When this happens, it becomes very easy to do dangerous things like muzzle sweep things that shouldn’t be muzzle swept. Physical exertion isn’t the only thing that makes this happen. Max made multiple comments to me saying that I’m “up at 20,000 feet” when I need to be down on ground level. I was getting carried away with my stress, and when that happened, it would affect my performance and my cognition. Over the course of the weekend, I learned how to manage that stress much more effectively. I was able to stay cool even in more elaborate and complicated drills.

  • Practice height over bore drills. It’s amazing how even the smallest apparent curvature of the ground can send your rounds into the dirt.

Max discusses the importance of height over bore. It seems simple, and the lesson he gives is straight-forward. However, once you’re actually running drills, it is incredibly easy to shoot up objects in front of you. I remember feeling proud of myself that I got into good cover from the target just by using the curvature of the earth, but that faded quickly when I realized I was shooting into the dirt about 5 yards in front of me.

  • Practice ready-ups and reflexive shooting. This can be done as dry practice.
  • Try to view each drill as a patrol or scenario, not a scripted event.

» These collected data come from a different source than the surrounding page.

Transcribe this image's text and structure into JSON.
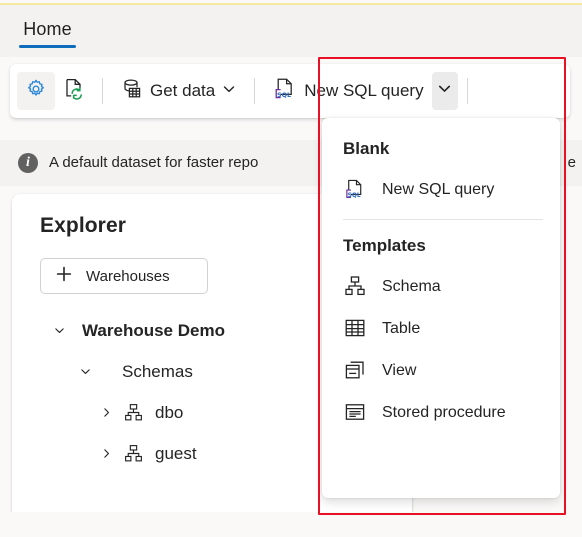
{
  "window": {
    "accent_blue": "#0f6cbd",
    "annotation_color": "#e81123",
    "sql_icon_color": "#5b2d90",
    "sql_text_color": "#2b66c2"
  },
  "tabstrip": {
    "tabs": [
      {
        "label": "Home",
        "selected": true
      }
    ]
  },
  "toolbar": {
    "settings_button": {
      "icon": "gear-icon",
      "label": "Settings"
    },
    "refresh_button": {
      "icon": "refresh-document-icon",
      "label": "Refresh"
    },
    "get_data": {
      "icon": "database-table-icon",
      "label": "Get data",
      "chevron": "chevron-down-icon"
    },
    "new_sql_query": {
      "icon": "sql-file-icon",
      "label": "New SQL query",
      "chevron": "chevron-down-icon",
      "expanded": true
    }
  },
  "infobar": {
    "icon": "info-icon",
    "text": "A default dataset for faster repo",
    "text_right_fragment": "e"
  },
  "explorer": {
    "title": "Explorer",
    "warehouses_button": {
      "icon": "plus-icon",
      "label": "Warehouses"
    },
    "tree": [
      {
        "label": "Warehouse Demo",
        "twisty": "chevron-down-icon",
        "indent": 0,
        "bold": true,
        "icon": null
      },
      {
        "label": "Schemas",
        "twisty": "chevron-down-icon",
        "indent": 1,
        "bold": false,
        "icon": null
      },
      {
        "label": "dbo",
        "twisty": "chevron-right-icon",
        "indent": 2,
        "bold": false,
        "icon": "schema-icon"
      },
      {
        "label": "guest",
        "twisty": "chevron-right-icon",
        "indent": 2,
        "bold": false,
        "icon": "schema-icon"
      }
    ]
  },
  "dropdown": {
    "sections": [
      {
        "header": "Blank",
        "items": [
          {
            "label": "New SQL query",
            "icon": "sql-file-icon"
          }
        ]
      },
      {
        "header": "Templates",
        "items": [
          {
            "label": "Schema",
            "icon": "schema-icon"
          },
          {
            "label": "Table",
            "icon": "table-icon"
          },
          {
            "label": "View",
            "icon": "view-icon"
          },
          {
            "label": "Stored procedure",
            "icon": "stored-procedure-icon"
          }
        ]
      }
    ]
  }
}
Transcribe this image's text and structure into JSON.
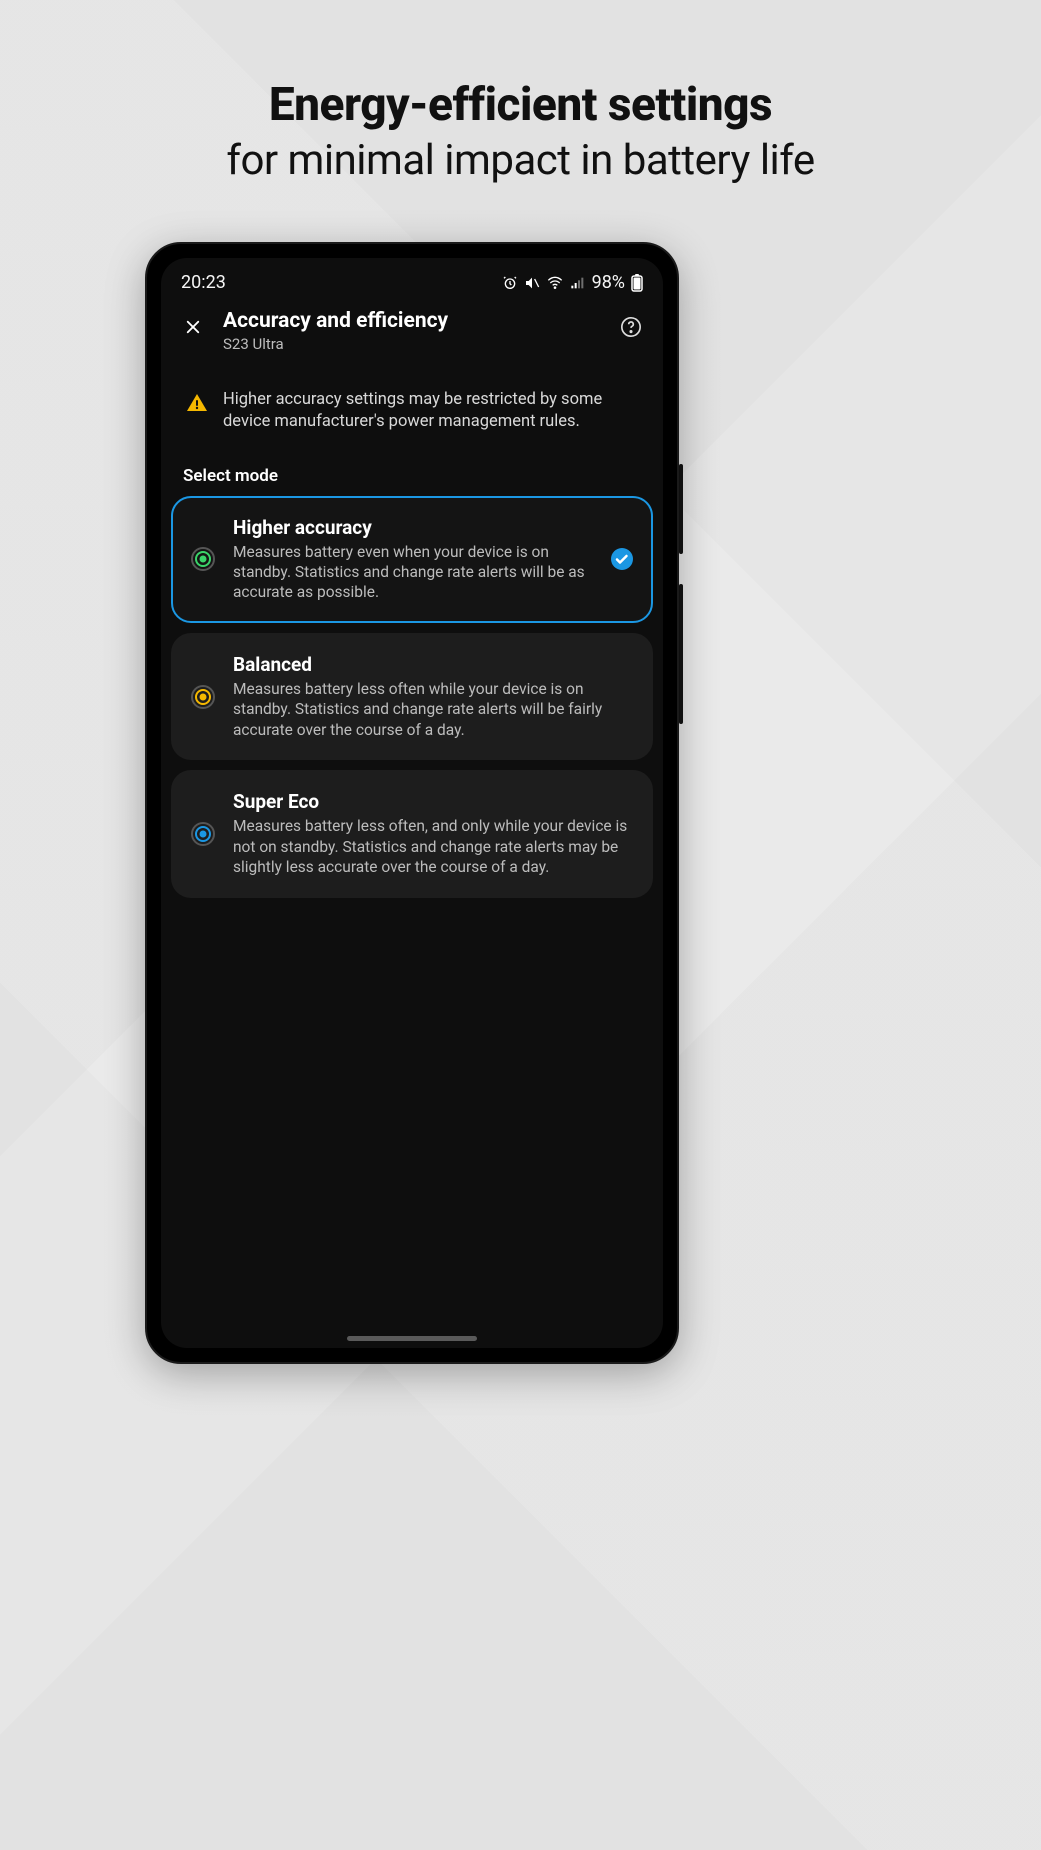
{
  "promo": {
    "title": "Energy-efficient settings",
    "subtitle": "for minimal impact in battery life"
  },
  "status": {
    "time": "20:23",
    "battery_pct": "98%"
  },
  "header": {
    "title": "Accuracy and efficiency",
    "subtitle": "S23 Ultra"
  },
  "warning": {
    "text": "Higher accuracy settings may be restricted by some device manufacturer's power management rules."
  },
  "section_label": "Select mode",
  "modes": [
    {
      "title": "Higher accuracy",
      "desc": "Measures battery even when your device is on standby. Statistics and change rate alerts will be as accurate as possible.",
      "selected": true,
      "radio_color": "#3bd46a"
    },
    {
      "title": "Balanced",
      "desc": "Measures battery less often while your device is on standby. Statistics and change rate alerts will be fairly accurate over the course of a day.",
      "selected": false,
      "radio_color": "#f5b800"
    },
    {
      "title": "Super Eco",
      "desc": "Measures battery less often, and only while your device is not on standby. Statistics and change rate alerts may be slightly less accurate over the course of a day.",
      "selected": false,
      "radio_color": "#1b97e3"
    }
  ],
  "colors": {
    "accent": "#1b97e3",
    "warn": "#f5b800"
  }
}
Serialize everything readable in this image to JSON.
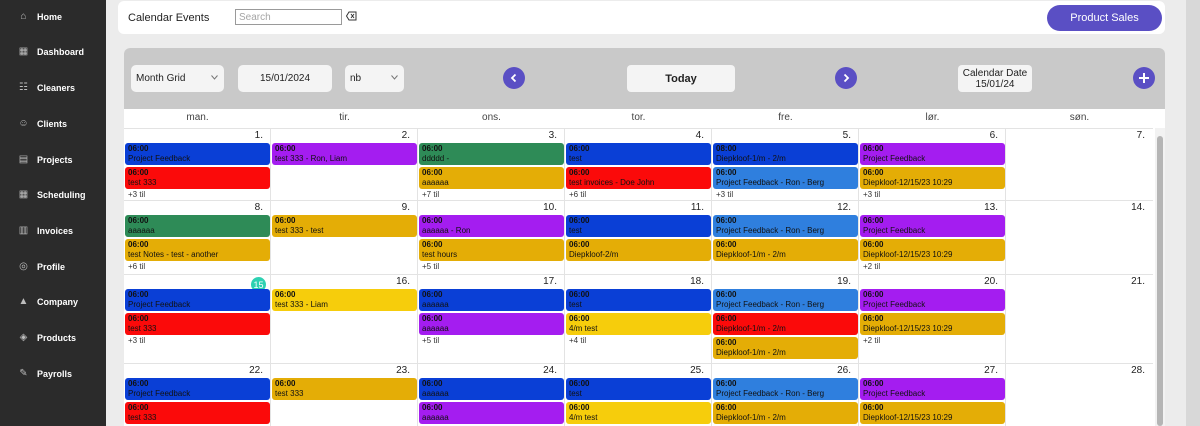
{
  "colors": {
    "purple": "#5a4fc4",
    "blue": "#0a3fd6",
    "violet": "#a41df0",
    "green": "#2e8b57",
    "amber": "#e4ad06",
    "red": "#fb0a0a",
    "mid_blue": "#2f7fde",
    "yellow": "#f6cd0c",
    "today": "#2ed1b2"
  },
  "nav": [
    {
      "label": "Home",
      "icon": "home-icon"
    },
    {
      "label": "Dashboard",
      "icon": "dashboard-icon"
    },
    {
      "label": "Cleaners",
      "icon": "cleaners-icon"
    },
    {
      "label": "Clients",
      "icon": "clients-icon"
    },
    {
      "label": "Projects",
      "icon": "projects-icon"
    },
    {
      "label": "Scheduling",
      "icon": "scheduling-icon"
    },
    {
      "label": "Invoices",
      "icon": "invoices-icon"
    },
    {
      "label": "Profile",
      "icon": "profile-icon"
    },
    {
      "label": "Company",
      "icon": "company-icon"
    },
    {
      "label": "Products",
      "icon": "products-icon"
    },
    {
      "label": "Payrolls",
      "icon": "payrolls-icon"
    }
  ],
  "header": {
    "title": "Calendar Events",
    "search_placeholder": "Search",
    "product_sales": "Product Sales"
  },
  "toolbar": {
    "view": "Month Grid",
    "date": "15/01/2024",
    "lang": "nb",
    "today": "Today",
    "cal_date_label": "Calendar Date",
    "cal_date_value": "15/01/24"
  },
  "weekdays": [
    "man.",
    "tir.",
    "ons.",
    "tor.",
    "fre.",
    "lør.",
    "søn."
  ],
  "today_day": "15",
  "weeks": [
    {
      "days": [
        "1.",
        "2.",
        "3.",
        "4.",
        "5.",
        "6.",
        "7."
      ],
      "cells": [
        {
          "events": [
            {
              "time": "06:00",
              "title": "Project Feedback",
              "color": "blue"
            },
            {
              "time": "06:00",
              "title": "test 333",
              "color": "red"
            }
          ],
          "more": "+3 til"
        },
        {
          "events": [
            {
              "time": "06:00",
              "title": "test 333 - Ron, Liam",
              "color": "violet"
            }
          ],
          "more": ""
        },
        {
          "events": [
            {
              "time": "06:00",
              "title": "ddddd -",
              "color": "green"
            },
            {
              "time": "06:00",
              "title": "aaaaaa",
              "color": "amber"
            }
          ],
          "more": "+7 til"
        },
        {
          "events": [
            {
              "time": "06:00",
              "title": "test",
              "color": "blue"
            },
            {
              "time": "06:00",
              "title": "test invoices - Doe John",
              "color": "red"
            }
          ],
          "more": "+6 til"
        },
        {
          "events": [
            {
              "time": "08:00",
              "title": "Diepkloof-1/m - 2/m",
              "color": "blue"
            },
            {
              "time": "06:00",
              "title": "Project Feedback - Ron - Berg",
              "color": "mid_blue"
            }
          ],
          "more": "+3 til"
        },
        {
          "events": [
            {
              "time": "06:00",
              "title": "Project Feedback",
              "color": "violet"
            },
            {
              "time": "06:00",
              "title": "Diepkloof-12/15/23 10:29",
              "color": "amber"
            }
          ],
          "more": "+3 til"
        },
        {
          "events": [],
          "more": ""
        }
      ]
    },
    {
      "days": [
        "8.",
        "9.",
        "10.",
        "11.",
        "12.",
        "13.",
        "14."
      ],
      "cells": [
        {
          "events": [
            {
              "time": "06:00",
              "title": "aaaaaa",
              "color": "green"
            },
            {
              "time": "06:00",
              "title": "test Notes - test - another",
              "color": "amber"
            }
          ],
          "more": "+6 til"
        },
        {
          "events": [
            {
              "time": "06:00",
              "title": "test 333 - test",
              "color": "amber"
            }
          ],
          "more": ""
        },
        {
          "events": [
            {
              "time": "06:00",
              "title": "aaaaaa - Ron",
              "color": "violet"
            },
            {
              "time": "06:00",
              "title": "test hours",
              "color": "amber"
            }
          ],
          "more": "+5 til"
        },
        {
          "events": [
            {
              "time": "06:00",
              "title": "test",
              "color": "blue"
            },
            {
              "time": "06:00",
              "title": "Diepkloof-2/m",
              "color": "amber"
            }
          ],
          "more": ""
        },
        {
          "events": [
            {
              "time": "06:00",
              "title": "Project Feedback - Ron - Berg",
              "color": "mid_blue"
            },
            {
              "time": "06:00",
              "title": "Diepkloof-1/m - 2/m",
              "color": "amber"
            }
          ],
          "more": ""
        },
        {
          "events": [
            {
              "time": "06:00",
              "title": "Project Feedback",
              "color": "violet"
            },
            {
              "time": "06:00",
              "title": "Diepkloof-12/15/23 10:29",
              "color": "amber"
            }
          ],
          "more": "+2 til"
        },
        {
          "events": [],
          "more": ""
        }
      ]
    },
    {
      "days": [
        "",
        "16.",
        "17.",
        "18.",
        "19.",
        "20.",
        "21."
      ],
      "cells": [
        {
          "events": [
            {
              "time": "06:00",
              "title": "Project Feedback",
              "color": "blue"
            },
            {
              "time": "06:00",
              "title": "test 333",
              "color": "red"
            }
          ],
          "more": "+3 til"
        },
        {
          "events": [
            {
              "time": "06:00",
              "title": "test 333 - Liam",
              "color": "yellow"
            }
          ],
          "more": ""
        },
        {
          "events": [
            {
              "time": "06:00",
              "title": "aaaaaa",
              "color": "blue"
            },
            {
              "time": "06:00",
              "title": "aaaaaa",
              "color": "violet"
            }
          ],
          "more": "+5 til"
        },
        {
          "events": [
            {
              "time": "06:00",
              "title": "test",
              "color": "blue"
            },
            {
              "time": "06:00",
              "title": "4/m test",
              "color": "yellow"
            }
          ],
          "more": "+4 til"
        },
        {
          "events": [
            {
              "time": "06:00",
              "title": "Project Feedback - Ron - Berg",
              "color": "mid_blue"
            },
            {
              "time": "06:00",
              "title": "Diepkloof-1/m - 2/m",
              "color": "red"
            },
            {
              "time": "06:00",
              "title": "Diepkloof-1/m - 2/m",
              "color": "amber"
            }
          ],
          "more": ""
        },
        {
          "events": [
            {
              "time": "06:00",
              "title": "Project Feedback",
              "color": "violet"
            },
            {
              "time": "06:00",
              "title": "Diepkloof-12/15/23 10:29",
              "color": "amber"
            }
          ],
          "more": "+2 til"
        },
        {
          "events": [],
          "more": ""
        }
      ]
    },
    {
      "days": [
        "22.",
        "23.",
        "24.",
        "25.",
        "26.",
        "27.",
        "28."
      ],
      "cells": [
        {
          "events": [
            {
              "time": "06:00",
              "title": "Project Feedback",
              "color": "blue"
            },
            {
              "time": "06:00",
              "title": "test 333",
              "color": "red"
            }
          ],
          "more": ""
        },
        {
          "events": [
            {
              "time": "06:00",
              "title": "test 333",
              "color": "amber"
            }
          ],
          "more": ""
        },
        {
          "events": [
            {
              "time": "06:00",
              "title": "aaaaaa",
              "color": "blue"
            },
            {
              "time": "06:00",
              "title": "aaaaaa",
              "color": "violet"
            }
          ],
          "more": ""
        },
        {
          "events": [
            {
              "time": "06:00",
              "title": "test",
              "color": "blue"
            },
            {
              "time": "06:00",
              "title": "4/m test",
              "color": "yellow"
            }
          ],
          "more": ""
        },
        {
          "events": [
            {
              "time": "06:00",
              "title": "Project Feedback - Ron - Berg",
              "color": "mid_blue"
            },
            {
              "time": "06:00",
              "title": "Diepkloof-1/m - 2/m",
              "color": "amber"
            }
          ],
          "more": ""
        },
        {
          "events": [
            {
              "time": "06:00",
              "title": "Project Feedback",
              "color": "violet"
            },
            {
              "time": "06:00",
              "title": "Diepkloof-12/15/23 10:29",
              "color": "amber"
            }
          ],
          "more": ""
        },
        {
          "events": [],
          "more": ""
        }
      ]
    }
  ]
}
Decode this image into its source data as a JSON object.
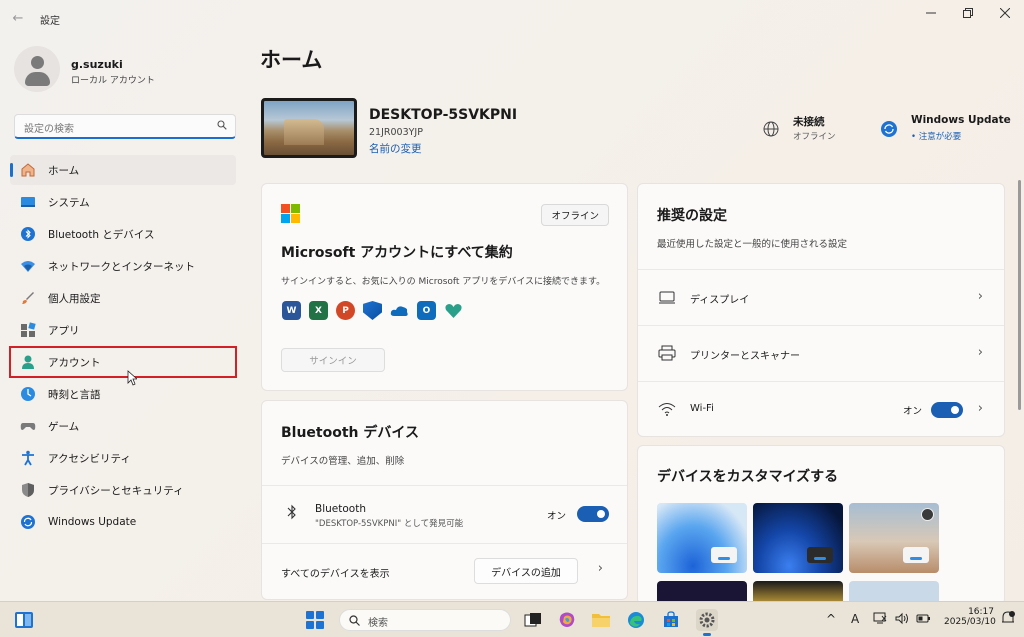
{
  "window": {
    "title": "設定"
  },
  "user": {
    "name": "g.suzuki",
    "account_type": "ローカル アカウント"
  },
  "search": {
    "placeholder": "設定の検索"
  },
  "nav": {
    "items": [
      {
        "label": "ホーム",
        "icon": "home-icon"
      },
      {
        "label": "システム",
        "icon": "system-icon"
      },
      {
        "label": "Bluetooth とデバイス",
        "icon": "bluetooth-icon"
      },
      {
        "label": "ネットワークとインターネット",
        "icon": "network-icon"
      },
      {
        "label": "個人用設定",
        "icon": "brush-icon"
      },
      {
        "label": "アプリ",
        "icon": "apps-icon"
      },
      {
        "label": "アカウント",
        "icon": "account-icon"
      },
      {
        "label": "時刻と言語",
        "icon": "time-language-icon"
      },
      {
        "label": "ゲーム",
        "icon": "gamepad-icon"
      },
      {
        "label": "アクセシビリティ",
        "icon": "accessibility-icon"
      },
      {
        "label": "プライバシーとセキュリティ",
        "icon": "shield-icon"
      },
      {
        "label": "Windows Update",
        "icon": "windows-update-icon"
      }
    ]
  },
  "main": {
    "title": "ホーム",
    "device": {
      "name": "DESKTOP-5SVKPNI",
      "model": "21JR003YJP",
      "rename_label": "名前の変更"
    },
    "status": {
      "network": {
        "title": "未接続",
        "sub": "オフライン"
      },
      "update": {
        "title": "Windows Update",
        "sub": "• 注意が必要"
      }
    },
    "ms_account": {
      "badge": "オフライン",
      "title": "Microsoft アカウントにすべて集約",
      "description": "サインインすると、お気に入りの Microsoft アプリをデバイスに接続できます。",
      "signin_label": "サインイン",
      "apps": [
        "W",
        "X",
        "P",
        "",
        "",
        "O",
        ""
      ]
    },
    "bluetooth": {
      "title": "Bluetooth デバイス",
      "subtitle": "デバイスの管理、追加、削除",
      "device_name": "Bluetooth",
      "device_desc": "\"DESKTOP-5SVKPNI\" として発見可能",
      "state_label": "オン",
      "show_all_label": "すべてのデバイスを表示",
      "add_label": "デバイスの追加"
    },
    "recommended": {
      "title": "推奨の設定",
      "subtitle": "最近使用した設定と一般的に使用される設定",
      "items": [
        {
          "label": "ディスプレイ",
          "icon": "display-icon"
        },
        {
          "label": "プリンターとスキャナー",
          "icon": "printer-icon"
        },
        {
          "label": "Wi-Fi",
          "icon": "wifi-icon",
          "state": "オン"
        }
      ]
    },
    "customize": {
      "title": "デバイスをカスタマイズする"
    }
  },
  "taskbar": {
    "search_placeholder": "検索",
    "time": "16:17",
    "date": "2025/03/10",
    "ime": "A"
  },
  "colors": {
    "accent": "#1a5fb4",
    "highlight_box": "#d41f26"
  }
}
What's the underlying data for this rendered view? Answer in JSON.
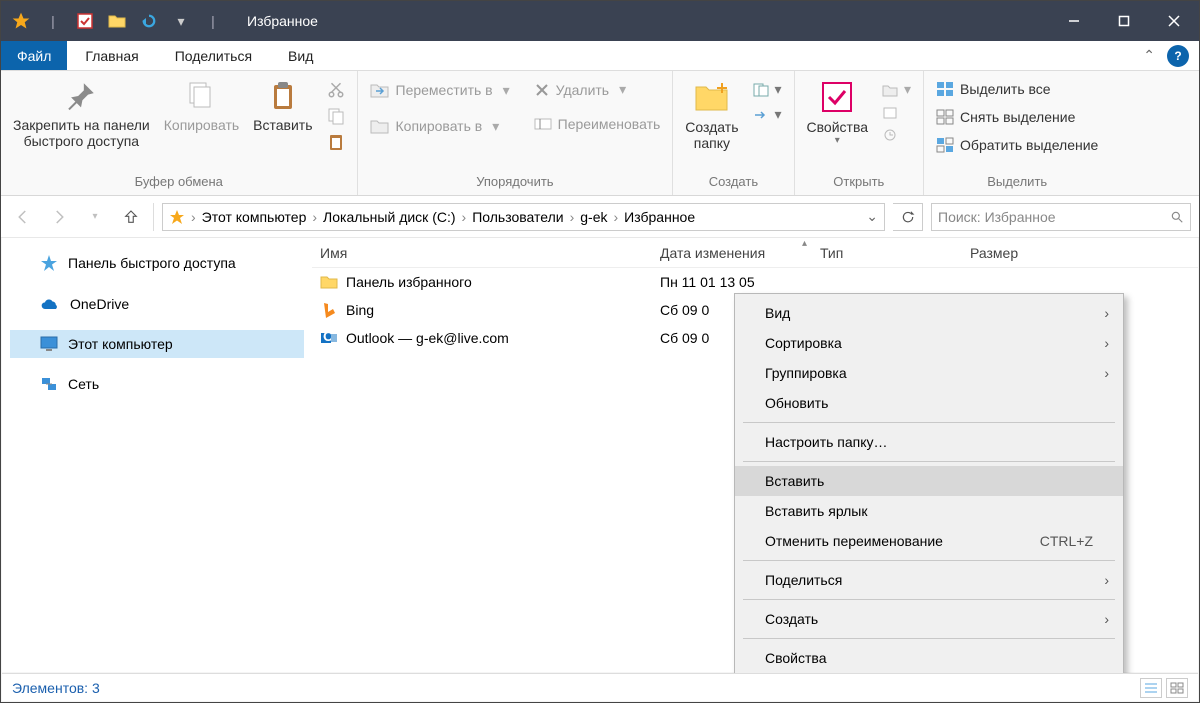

During day 2, and the beginning of day 3, I was treating each drill as a scripted event. In hindsight, doing so was the main cause of my mistakes. If the drill deviated from the plan slightly, I would get stressed, forget the objective, and forget the fundamentals. Do your best to calmly observe everything happening around you, so when things go slightly off-course, you can correct for it and complete your objectives.

Practice clearing a variety of malfunctions, and get a buddy to set up mystery malfunctions for you to diagnose and solve.

A malfunction, even if you know it’s easy to clear, is just one of those unpredictable things that can derail you during a drill if you let it. Try to stay cool, and stay focused.

  • It’s very easy to get locked into a target through your sights and to start pouring rounds into it.

Do your best to keep your wits about you, and never forget that if you’re firing at the target, you’re providing your teammates covering fire while they move. Don’t forget to tell them to move! Don’t pump rounds into the target indefinitely! Remember:

  • Pulling the trigger at the target is a low-brain-function activity. Communicating to your teammates to move and being aware of their position is a high-brain-function activity.
  • Don’t let the low-brain-function stuff confuse the more important activity!

Final Thoughts:

This is a great course to take to understand the principles of small unit tactics. Defense of your life and property without the infrastructure of our society cannot be done as a lone wolf, and any necessary operations will require the type of communication and coordination that Max teaches in this class. This class is also useful to take for developing your ability to think straight under pressure: flight-or-fight stress, pressure to perform, confusion due to multiple sensory inputs. Max mentioned battle inoculation at the beginning of CTT, and it’s evidenced by the way he ramped up the complexity of drills over the course of the weekend. As he increased the difficulty, we the students went from making mistakes during simple drills, to mastering simple drills, to making mistakes during complicated drills, to (maybe?) mastering the complicated drills. Mastery might be a little generous, but we all greatly improved with experience. I think the principles that Max teaches here can be also applied to the conflicts that we experience in daily life, to avoid being mugged in crowded locations, and more.

Also, one quick word about Fred’s CBRN lecture: it was refreshing to hear someone with a scientific background speak frankly about the possibility of various disaster or grid-down scenarios. He was non-alarmist, analytical, and thorough with his explanations. Not only did he explain the threats and probabilities of disease, attacks of various kinds, and natural disasters, but he also explained what he thought which were credible and which were blown out of proportion. My main takeaway from his lecture was that, while preparation and self-sufficiency are admirable, it is unwise to become so preoccupied with the collapse of society that it interferes with your ability to lead a full and enriching life.